Un exemple qu'on est déjà en train d'oublier: la crise du peso mexicain en 1995. Pour Jean-Guy Loranger, cette crise a été provoquée par les financiers mexicains, américains et internationaux qui ont spéculé sur les bons du Trésor mexicain à la faveur de taux d'intérêt élevés à court terme et de promesses de développement économique. Ils se sont retirés aussitôt devant le peu de fiabilité de ce marché.

"C'est à leur demande que Bill Clinton et le FMI ont insufflé en catastrophe 50 milliards de dollars pour soutenir le peso. Pourquoi les citoyens du Mexique, des États-Unis et de tous les pays membres du FMI devraient-ils payer pour cette crise alors que ce sont les spéculateurs qui devraient encaisser les pertes? C'est le coup classique de la privatisation des profits et de la socialisation des pertes."

 

Programmes sociaux

Pour Jean-Guy Loranger, le recours à une taxe Tobin atteindrait deux objectifs. En plus de réguler le marché de la spéculation, une telle taxe fournirait des revenus à l'État, qui devrait les utiliser pour maintenir et accroître les programmes sociaux.

"Les États-Unis, vaisseau amiral du néolibéralisme, est le pays où l'accroissement des inégalités sociales a été le plus grand au cours des dernières années, dit-il. Le déficit de justice sociale ne peut que croître jusqu'au jour où la paix sociale sera sérieusement menacée par l'appauvrissement des classes moyennes. Même les études de l'OCDE commencent à se préoccuper de ce problème."

Si certaines transactions ne peuvent être contrôlées qu'à l'échelle mondiale, cela n'empêche pas, à son avis, un contrôle de ce type à l'échelon d'un pays ou d'une province. "Si les gouvernements ont cru utile d'étendre la TPS à un bon nombre de services, pourquoi ne pas inclure les services des établissements financiers qui font leur pain et leur beurre de nos épargnes et de notre capacité d'endettement? Les banques ne partiront pas d'ici puisqu'une partie de leur marché vient de nos épargnes. N'importe quel courtier vous dira qu'une telle taxe ne ferait varier que très marginalement le coût des transactions effectuées par ceux qui gèrent les fonds mutuels tout en rapportant des sommes substantielles."
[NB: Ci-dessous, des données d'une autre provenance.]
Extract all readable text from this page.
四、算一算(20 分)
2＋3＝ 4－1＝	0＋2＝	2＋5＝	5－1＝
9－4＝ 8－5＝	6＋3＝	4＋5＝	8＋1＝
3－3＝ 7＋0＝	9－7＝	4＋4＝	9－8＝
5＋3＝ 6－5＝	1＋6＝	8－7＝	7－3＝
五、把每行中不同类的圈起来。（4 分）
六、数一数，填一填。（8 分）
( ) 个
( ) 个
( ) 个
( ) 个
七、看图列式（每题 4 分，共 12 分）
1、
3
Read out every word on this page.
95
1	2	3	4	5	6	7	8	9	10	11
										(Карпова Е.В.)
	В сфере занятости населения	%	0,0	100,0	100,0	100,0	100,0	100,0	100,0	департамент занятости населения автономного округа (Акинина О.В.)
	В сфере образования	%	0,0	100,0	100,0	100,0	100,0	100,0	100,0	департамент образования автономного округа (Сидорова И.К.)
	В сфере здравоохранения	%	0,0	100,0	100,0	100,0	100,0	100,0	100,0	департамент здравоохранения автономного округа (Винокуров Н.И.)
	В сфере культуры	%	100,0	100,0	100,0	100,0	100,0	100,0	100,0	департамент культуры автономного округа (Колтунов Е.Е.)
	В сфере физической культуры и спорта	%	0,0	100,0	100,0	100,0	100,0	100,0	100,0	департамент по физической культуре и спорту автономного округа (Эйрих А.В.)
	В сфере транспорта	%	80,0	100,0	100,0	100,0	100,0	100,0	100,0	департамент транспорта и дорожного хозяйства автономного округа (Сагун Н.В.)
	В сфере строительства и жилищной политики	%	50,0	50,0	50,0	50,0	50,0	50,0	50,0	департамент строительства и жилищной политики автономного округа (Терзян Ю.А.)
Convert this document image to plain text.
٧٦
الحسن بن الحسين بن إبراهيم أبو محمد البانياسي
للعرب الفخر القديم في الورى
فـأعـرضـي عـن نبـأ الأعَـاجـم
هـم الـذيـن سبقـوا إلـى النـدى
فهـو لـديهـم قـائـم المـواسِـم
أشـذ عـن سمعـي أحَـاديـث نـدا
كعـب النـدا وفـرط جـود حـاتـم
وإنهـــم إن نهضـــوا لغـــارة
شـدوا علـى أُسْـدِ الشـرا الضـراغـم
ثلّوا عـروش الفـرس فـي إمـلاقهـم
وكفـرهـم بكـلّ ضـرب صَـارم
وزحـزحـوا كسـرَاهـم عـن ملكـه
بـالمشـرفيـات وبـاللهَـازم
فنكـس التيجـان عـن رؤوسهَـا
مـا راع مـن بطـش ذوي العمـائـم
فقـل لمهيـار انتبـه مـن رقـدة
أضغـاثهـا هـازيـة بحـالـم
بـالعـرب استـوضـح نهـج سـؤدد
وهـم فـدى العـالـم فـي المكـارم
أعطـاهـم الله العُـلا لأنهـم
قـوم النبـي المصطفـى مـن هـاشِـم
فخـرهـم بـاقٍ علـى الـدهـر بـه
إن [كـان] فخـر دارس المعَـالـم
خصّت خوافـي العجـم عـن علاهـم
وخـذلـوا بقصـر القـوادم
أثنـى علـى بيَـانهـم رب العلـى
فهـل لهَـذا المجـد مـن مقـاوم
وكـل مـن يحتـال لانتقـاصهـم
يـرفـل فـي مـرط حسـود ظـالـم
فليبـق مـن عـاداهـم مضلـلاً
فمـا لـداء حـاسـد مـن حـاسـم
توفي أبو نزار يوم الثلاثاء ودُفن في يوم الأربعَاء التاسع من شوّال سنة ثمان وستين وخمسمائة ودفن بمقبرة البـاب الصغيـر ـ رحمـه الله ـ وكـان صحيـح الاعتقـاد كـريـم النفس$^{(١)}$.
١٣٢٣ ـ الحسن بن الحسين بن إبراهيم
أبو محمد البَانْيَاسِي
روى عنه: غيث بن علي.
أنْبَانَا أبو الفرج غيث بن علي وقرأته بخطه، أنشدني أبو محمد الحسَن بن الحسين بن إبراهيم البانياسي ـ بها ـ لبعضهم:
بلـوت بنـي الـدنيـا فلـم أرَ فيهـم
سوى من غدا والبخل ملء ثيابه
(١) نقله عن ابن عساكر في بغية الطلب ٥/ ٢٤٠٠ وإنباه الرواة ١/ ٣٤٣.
Si la taxe Tobin n'est pas prise au sérieux dans les milieux économiques et politiques, ce n'est pas parce qu'elle serait inapplicable, mais parce que cette idée va à l'encontre de "l'idéologie néolibérale intégriste qui fait de la libre circulation des capitaux un dogme". Et si nos gouvernements n'ont pas encore oser aller dans ce sens, c'est à la fois par manque de volonté politique et par faiblesse de l'opinion publique. C'est aussi parce que, accablés par un discours défaitiste, nous manquons d'utopie.

"La croyance utopique en la justice est nécessaire, tant pour l'individu que pour une société, pour se sortir de la torpeur et du fatalisme dans lesquels nous enferment la pensée unique et son discours intégriste, conclut le professeur. Il faut croire que le combat est possible pour pouvoir l'engager."